Holding on to teachers will be an increasing challenge for schools, Rabbi Tirschwell said. “We have the tightest employment market in 50 years. Every year since 2006 the number of people applying to graduate schools of education has gone down. People are not going into teaching. YU’s Azrieli School of Education has the same challenge.”
In June, the network will hold its second conference for Jewish studies teachers from modern Orthodox schools. Last year, 125 teachers came from 22 high schools across the country. This year’s conference will include middle school teachers as well.
In May, TEN will revive a conference that NCSY ran in 2010 and 2011 for experiential Jewish educators from schools, summer camps, youth groups, and synagogues. “We’re trying to bring together people who do the same thing for a living, in this case trying to inspire teenagers,” Rabbi Tirschwell said.
So how does this tie into Prizma, the umbrella organization for Jewish day schools of all denominations? One difference is that Prizma is focused on schools as members, rather than on individual school staff. Its conference, Rabbi Tirschwell said, tends to bring in experts, as opposed to his peer-to-peer approach. “There has to be a venue for people just sharing good ideas from the front line,” he said. “I hope we’re complementing each other.”

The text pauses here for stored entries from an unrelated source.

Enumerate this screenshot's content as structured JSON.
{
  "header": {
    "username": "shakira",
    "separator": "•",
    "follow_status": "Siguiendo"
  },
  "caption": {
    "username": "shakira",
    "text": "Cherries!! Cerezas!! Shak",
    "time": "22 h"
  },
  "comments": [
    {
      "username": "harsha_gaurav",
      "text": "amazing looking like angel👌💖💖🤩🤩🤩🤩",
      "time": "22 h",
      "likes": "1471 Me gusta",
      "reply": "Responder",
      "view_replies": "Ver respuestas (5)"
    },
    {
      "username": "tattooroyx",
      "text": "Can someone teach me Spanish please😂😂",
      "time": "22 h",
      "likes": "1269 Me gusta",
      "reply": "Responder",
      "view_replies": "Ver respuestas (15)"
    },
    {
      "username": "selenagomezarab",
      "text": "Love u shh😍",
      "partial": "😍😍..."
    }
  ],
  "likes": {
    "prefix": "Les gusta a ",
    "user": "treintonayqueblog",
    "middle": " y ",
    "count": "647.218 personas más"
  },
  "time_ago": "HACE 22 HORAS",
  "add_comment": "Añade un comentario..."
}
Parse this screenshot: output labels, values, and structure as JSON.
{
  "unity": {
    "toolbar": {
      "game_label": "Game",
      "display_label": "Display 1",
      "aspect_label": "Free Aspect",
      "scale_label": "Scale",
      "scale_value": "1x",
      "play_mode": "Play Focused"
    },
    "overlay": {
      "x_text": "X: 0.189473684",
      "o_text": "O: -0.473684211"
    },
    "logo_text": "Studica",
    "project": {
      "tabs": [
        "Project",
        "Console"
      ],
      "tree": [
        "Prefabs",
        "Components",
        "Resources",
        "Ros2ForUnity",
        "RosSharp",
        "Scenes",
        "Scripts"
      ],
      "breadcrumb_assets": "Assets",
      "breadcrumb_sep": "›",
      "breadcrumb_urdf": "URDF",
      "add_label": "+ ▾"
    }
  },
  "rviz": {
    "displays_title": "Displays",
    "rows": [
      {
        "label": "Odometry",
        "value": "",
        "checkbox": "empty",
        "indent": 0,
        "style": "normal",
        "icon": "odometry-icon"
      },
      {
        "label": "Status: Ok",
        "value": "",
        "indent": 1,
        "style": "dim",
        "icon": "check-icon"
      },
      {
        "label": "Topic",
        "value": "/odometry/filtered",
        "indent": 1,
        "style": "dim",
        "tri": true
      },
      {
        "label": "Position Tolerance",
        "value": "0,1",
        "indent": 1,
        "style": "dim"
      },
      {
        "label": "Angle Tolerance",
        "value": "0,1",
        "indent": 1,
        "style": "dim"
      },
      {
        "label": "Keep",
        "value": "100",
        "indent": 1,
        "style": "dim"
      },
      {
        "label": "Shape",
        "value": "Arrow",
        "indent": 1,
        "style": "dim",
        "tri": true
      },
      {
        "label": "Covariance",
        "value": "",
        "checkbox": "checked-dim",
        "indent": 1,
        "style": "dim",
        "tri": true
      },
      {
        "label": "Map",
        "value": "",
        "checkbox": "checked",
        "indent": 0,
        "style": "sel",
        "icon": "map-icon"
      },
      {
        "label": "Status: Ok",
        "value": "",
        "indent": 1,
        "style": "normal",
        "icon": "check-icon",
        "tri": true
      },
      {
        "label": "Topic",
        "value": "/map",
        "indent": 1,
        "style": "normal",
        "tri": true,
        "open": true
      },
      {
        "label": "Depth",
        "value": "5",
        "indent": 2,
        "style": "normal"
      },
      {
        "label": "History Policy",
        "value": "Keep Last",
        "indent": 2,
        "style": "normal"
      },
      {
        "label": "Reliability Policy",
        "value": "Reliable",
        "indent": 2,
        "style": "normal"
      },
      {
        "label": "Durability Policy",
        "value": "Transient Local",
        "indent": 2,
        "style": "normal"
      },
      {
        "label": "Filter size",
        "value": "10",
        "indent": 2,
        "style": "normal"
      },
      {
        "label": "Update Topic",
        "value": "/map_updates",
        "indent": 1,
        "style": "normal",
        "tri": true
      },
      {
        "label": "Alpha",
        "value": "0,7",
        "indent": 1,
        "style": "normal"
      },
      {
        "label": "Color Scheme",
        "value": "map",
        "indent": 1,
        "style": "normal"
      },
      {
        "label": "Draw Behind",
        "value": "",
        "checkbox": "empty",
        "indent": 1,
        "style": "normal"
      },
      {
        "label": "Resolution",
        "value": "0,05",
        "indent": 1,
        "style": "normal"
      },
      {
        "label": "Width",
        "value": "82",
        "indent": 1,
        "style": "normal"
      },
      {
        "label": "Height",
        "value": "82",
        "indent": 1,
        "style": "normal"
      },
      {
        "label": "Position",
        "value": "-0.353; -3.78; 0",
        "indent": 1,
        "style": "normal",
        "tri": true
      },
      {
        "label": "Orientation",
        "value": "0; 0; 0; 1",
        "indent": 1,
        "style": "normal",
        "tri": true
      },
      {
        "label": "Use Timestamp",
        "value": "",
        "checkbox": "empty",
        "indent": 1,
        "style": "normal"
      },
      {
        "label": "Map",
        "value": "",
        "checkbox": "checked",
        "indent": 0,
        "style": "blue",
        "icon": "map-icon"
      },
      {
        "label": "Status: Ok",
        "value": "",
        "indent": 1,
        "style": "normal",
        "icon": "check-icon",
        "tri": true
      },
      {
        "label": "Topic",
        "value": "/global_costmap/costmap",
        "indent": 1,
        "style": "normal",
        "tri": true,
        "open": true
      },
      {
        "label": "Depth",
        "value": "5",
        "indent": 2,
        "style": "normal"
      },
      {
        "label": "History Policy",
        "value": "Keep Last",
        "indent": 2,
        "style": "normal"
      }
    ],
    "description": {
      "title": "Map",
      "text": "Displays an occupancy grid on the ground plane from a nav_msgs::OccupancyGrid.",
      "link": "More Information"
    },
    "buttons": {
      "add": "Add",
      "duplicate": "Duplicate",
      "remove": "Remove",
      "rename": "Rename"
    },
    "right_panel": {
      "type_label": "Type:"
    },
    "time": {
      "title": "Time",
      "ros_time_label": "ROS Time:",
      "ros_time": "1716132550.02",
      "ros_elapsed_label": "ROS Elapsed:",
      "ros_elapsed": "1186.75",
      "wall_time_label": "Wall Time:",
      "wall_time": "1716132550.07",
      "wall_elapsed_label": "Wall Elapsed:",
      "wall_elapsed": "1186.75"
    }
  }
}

And of course, TEN plans to offer a pension plan, “hopefully at some point later this year.” This week, because he was “making sure all the I’s are dotted and T’s are crossed,” he attended the Church Benefits Association convention in New Orleans.
“One of the lessons I took away from living in Florida is that people are living much longer but they’re not working much longer,” Rabbi Tirschwell said. “I know people who are playing tennis twice a week at 85, but not a lot of teachers going to work in their 70s. It’s not unusual to live after 100 now. The question is how are they going to afford that?
“If there’s a way to extend the savings of every Jewish studies teacher by a third” — that is, through tax-free parsonage payments — “a totally legal way, that every Roman Catholic priest has and every Protestant minister, that every pulpit rabbi has — someone should take care of it.”
Most of the day schools, he said, pay some of their Judaic studies teachers’ salaries as parsonage. This includes women, who are not ordained as rabbis but qualify under the IRS guidelines.
Rabbi Tirschwell said he expects the plan to be administered by an organization such as TIAA, the pension fund that many schools use. “People will have choices in how the money’s invested,” he said. “When they retire, starting at age 70 1/2, they’ll be able to put in for parsonage, whether they’re living in Century Village or Beit Shemesh or are still in Teaneck.”